Data captured by the National Payments Corporation of India from its National Automated Clearing House (NACH) platform, too reveal that the number of unsuccessful auto debit requests in the month of April had once again begun to climb up after remaining low in March.

According to NPCI’s data, of the total of 8.54 crore auto debit transactions on the NACH platform in April, 5.63 crore were successful while 2.9 crore were returned. This reflects a return or bounce rate of 34.05 per cent in April compared to 32.76 per cent in March.

The rate of unsuccessful transactions in April is however, still lower than previous months like February and January when it was at a little over 36 per cent and the peak of 45.4 per cent in June 2020.

Banks watchful

The issue was also flagged by HDFC Bank in its fourth quarter analyst call when the management noted that bounce rates had begun to rise in April, which could be an indication of rising systemic stress.

Other banks too are remaining watchful about repayments and the Reserve Bank of India’s Restructuring 2.0 framework is expected to help small borrowers tide over the current uncertainty.

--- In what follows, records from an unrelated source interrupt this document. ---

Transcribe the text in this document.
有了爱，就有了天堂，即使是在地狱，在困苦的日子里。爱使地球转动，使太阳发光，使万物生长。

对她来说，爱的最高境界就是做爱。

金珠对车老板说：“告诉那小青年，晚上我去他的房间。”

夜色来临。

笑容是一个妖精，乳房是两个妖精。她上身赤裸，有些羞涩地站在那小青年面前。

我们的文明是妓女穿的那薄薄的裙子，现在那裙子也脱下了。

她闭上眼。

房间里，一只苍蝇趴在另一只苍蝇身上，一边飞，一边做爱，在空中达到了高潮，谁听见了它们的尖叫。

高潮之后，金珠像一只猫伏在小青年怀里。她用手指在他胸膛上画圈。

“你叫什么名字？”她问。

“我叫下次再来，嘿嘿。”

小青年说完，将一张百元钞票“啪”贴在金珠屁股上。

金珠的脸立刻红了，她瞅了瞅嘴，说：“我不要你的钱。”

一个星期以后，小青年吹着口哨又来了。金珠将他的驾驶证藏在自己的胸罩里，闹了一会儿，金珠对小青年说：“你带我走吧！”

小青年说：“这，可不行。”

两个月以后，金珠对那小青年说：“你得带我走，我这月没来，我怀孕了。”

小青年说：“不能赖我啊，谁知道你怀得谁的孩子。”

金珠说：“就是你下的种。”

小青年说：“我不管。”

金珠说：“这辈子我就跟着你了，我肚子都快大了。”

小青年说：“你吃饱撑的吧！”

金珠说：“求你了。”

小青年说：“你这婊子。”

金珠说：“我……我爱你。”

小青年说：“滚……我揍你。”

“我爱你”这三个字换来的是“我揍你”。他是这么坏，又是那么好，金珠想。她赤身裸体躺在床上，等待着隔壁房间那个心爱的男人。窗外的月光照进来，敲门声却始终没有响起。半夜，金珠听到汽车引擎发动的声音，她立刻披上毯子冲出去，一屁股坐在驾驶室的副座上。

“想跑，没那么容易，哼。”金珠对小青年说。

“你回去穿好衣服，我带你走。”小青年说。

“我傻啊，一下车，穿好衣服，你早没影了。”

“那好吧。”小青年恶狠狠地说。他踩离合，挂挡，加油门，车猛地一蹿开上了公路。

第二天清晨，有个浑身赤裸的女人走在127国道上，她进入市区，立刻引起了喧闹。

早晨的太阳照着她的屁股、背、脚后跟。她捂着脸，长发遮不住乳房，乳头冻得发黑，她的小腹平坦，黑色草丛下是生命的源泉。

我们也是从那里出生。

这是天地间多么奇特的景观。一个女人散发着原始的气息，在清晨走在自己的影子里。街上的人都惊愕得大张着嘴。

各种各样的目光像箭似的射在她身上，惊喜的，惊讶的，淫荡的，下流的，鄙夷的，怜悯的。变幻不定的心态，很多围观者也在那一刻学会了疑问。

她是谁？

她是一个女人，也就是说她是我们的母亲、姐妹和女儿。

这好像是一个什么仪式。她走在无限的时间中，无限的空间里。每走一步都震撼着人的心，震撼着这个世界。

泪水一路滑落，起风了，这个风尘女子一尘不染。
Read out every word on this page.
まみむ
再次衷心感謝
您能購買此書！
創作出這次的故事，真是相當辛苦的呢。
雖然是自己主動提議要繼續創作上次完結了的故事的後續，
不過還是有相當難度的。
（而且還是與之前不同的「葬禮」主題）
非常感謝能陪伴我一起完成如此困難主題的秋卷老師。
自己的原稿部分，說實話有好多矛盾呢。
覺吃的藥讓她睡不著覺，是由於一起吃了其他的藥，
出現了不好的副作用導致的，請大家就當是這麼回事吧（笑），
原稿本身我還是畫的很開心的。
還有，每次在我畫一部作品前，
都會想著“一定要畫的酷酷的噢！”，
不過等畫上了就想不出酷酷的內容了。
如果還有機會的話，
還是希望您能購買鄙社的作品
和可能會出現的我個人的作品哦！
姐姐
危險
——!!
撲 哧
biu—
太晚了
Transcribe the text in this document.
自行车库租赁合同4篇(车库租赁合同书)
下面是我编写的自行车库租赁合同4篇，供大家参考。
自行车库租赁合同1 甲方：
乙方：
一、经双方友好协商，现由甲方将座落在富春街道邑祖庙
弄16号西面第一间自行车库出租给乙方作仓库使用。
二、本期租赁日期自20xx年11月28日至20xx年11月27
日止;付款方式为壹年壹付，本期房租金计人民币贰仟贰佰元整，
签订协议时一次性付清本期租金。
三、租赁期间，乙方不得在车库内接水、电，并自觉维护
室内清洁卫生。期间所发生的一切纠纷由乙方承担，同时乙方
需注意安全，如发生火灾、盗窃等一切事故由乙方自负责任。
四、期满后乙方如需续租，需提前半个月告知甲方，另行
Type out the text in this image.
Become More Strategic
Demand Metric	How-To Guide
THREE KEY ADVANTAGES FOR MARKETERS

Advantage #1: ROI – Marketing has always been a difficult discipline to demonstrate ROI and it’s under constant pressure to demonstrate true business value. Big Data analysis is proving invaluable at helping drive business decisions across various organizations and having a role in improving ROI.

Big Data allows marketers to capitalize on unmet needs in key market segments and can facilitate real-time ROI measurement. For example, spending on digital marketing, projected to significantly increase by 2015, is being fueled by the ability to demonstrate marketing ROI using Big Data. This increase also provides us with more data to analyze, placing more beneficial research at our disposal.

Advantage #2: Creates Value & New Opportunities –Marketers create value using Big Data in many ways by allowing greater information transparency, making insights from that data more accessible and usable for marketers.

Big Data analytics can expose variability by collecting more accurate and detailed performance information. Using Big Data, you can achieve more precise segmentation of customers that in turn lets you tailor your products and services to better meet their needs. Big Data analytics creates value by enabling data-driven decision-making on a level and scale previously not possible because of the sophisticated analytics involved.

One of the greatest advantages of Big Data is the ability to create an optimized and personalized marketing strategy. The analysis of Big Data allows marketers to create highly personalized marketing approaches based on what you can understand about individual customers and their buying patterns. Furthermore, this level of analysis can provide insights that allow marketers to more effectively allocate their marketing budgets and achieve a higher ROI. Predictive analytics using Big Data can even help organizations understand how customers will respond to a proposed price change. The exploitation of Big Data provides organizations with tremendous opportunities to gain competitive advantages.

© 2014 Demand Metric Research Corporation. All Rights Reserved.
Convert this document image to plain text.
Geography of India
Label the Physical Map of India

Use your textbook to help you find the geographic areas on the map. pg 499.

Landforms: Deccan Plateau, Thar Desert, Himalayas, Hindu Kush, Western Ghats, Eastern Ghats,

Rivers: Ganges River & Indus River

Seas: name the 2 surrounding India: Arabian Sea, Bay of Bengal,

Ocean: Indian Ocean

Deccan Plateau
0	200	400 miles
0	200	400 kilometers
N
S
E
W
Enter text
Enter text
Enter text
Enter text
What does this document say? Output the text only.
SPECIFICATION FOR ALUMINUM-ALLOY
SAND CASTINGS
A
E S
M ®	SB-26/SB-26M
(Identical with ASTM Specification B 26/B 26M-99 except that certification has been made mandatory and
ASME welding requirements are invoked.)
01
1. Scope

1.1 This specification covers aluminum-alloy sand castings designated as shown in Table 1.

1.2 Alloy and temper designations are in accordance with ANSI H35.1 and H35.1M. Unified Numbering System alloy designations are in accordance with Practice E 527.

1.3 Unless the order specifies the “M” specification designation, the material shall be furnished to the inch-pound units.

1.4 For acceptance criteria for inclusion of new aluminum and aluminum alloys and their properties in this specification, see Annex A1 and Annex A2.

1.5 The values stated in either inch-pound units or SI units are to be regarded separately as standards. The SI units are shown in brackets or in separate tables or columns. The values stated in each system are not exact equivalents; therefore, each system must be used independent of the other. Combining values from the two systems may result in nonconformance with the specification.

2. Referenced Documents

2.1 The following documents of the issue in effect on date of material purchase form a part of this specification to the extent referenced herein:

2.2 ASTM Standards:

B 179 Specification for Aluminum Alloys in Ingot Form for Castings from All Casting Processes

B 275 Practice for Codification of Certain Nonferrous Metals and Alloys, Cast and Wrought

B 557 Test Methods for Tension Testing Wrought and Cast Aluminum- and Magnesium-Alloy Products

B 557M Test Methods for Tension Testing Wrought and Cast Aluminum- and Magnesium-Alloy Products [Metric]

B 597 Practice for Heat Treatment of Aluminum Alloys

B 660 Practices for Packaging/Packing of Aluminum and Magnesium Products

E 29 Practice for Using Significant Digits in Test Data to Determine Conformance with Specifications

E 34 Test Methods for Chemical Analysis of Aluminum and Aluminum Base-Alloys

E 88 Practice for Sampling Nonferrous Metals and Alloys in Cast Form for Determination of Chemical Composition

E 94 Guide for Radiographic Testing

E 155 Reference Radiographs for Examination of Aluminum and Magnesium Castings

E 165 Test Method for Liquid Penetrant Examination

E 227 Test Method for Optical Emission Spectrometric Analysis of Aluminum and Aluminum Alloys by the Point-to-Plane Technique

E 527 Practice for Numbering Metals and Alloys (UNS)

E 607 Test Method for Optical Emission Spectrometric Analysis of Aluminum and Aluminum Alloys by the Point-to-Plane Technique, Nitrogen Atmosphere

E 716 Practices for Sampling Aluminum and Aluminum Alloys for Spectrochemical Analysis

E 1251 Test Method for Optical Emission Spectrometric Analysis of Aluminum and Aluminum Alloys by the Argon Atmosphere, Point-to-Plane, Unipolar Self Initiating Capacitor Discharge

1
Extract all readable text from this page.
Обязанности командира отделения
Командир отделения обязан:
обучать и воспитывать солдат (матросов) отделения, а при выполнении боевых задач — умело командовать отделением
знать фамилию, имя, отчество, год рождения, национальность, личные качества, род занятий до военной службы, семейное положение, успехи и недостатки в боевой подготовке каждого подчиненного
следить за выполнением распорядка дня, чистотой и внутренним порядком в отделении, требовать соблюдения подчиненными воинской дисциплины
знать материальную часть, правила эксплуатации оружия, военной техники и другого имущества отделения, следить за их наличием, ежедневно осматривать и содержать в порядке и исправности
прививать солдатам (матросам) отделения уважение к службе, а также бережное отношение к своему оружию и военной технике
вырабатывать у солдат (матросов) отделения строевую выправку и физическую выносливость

“Collection efficiency in April has been lower and the impact has been felt in SME and MSME segment and not so much in the salaried segment. Chances are the month of May would see a similar trend. However, this time around, there have not been any salary cuts or job losses so far in the organised sector,” noted Gaurav Gupta, CEO,

Analysts are hopeful that with limited lockdowns, the economic distress will not be as much as last year

“We estimate that the severely affected States account for about 48 per cent of retail credit and about 56 per cent of overall credit. Again, self-employed categories will bear the biggest brunt of localised lockdowns,” said a report by Emkay Global Financial Services.

Self-employed category

It expects that within retail assets, which constitutes about 31 per cent of overall credit, the self-employed category accounts for nearly a third – though the impact will largely be restricted to business loan, loan against property and MFI portfolio.

A recent SBI Ecowrap report also noted that NPCI-NACH debit return per cent reached a peak in June 2020 and has been on a declining trend since then. The per cent return (value terms) has declined to 27.5 per cent in March 2021 from the peak of 38.1 per cent in June 2020. Even the volume percentage declined to 32.8 per cent from 45.4 per cent during the same period.

“With various restrictions at State and district level imposed during April, it is yet to be seen whether it affects the recurring payments going forward,” it however said.